Gov. Jon Huntsman Jr. declined to veto a bill Tuesday that gives up policy oversight as long as expansions stay within the current mile- square boundary in Tooele County and do not involve hotter waste. And the lack of Huntsman's signature means the bill goes into law, handing the nuclear waste company and its supporters in the Legislature a victory while leaving hundreds of Utahns who called and wrote opposing SB155 disappointed.
"It is not the legislation that concerns me," said Huntsman in a news release explaining his decision, "but the nuclear waste industry and its impact on Utah." He promised to keep close tabs on the amounts of waste going to EnergySolutions, saying in his statement: "I take very seriously my responsibility to ensure that our State will not become the dumping ground for other states' nuclear waste." Last year, Huntsman vetoed a similar - but more far-reaching - bill that would have taken away the governor's final say on waste decisions. Huntsman had announced months before that fight that he opposed expansion of the site onto neighboring acreage.
He also noted his opposition to hotter waste during his first year as governor. Huntsman cited both efforts as evidence of his determination to limit nuclear waste in Utah.

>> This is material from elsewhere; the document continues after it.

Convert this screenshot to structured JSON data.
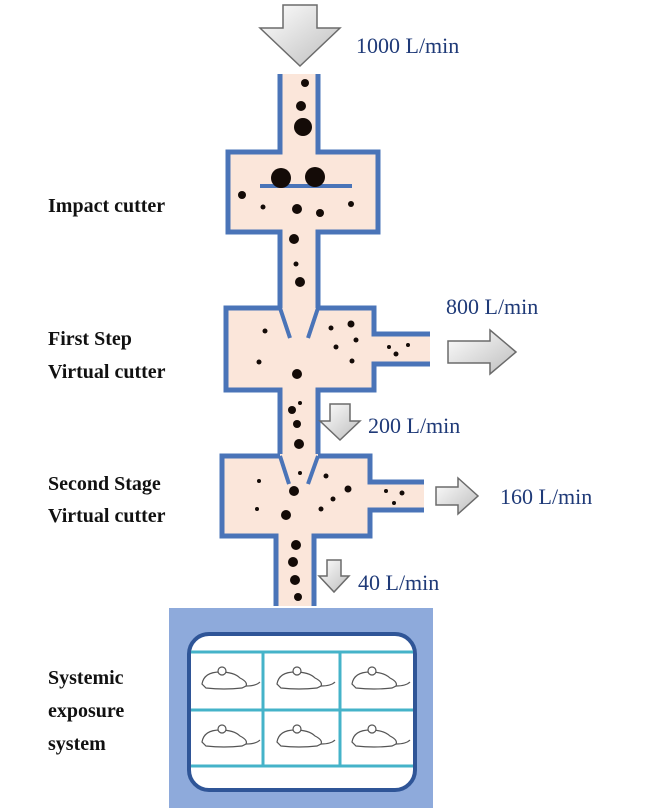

Currently, EnergySolutions is asking state regulators for permission to stack its waste higher, into 83-foot piles rather than the 45-foot high ones currently used.
The company said enactment of the bill only put into policy what has been practice since the site was established 19 years ago. Regulators have amended the company's license more than 80 times, allowed the site to take more and more kinds of waste, and has never been before the Legislature and governor for their approval, as would be required by another waste company.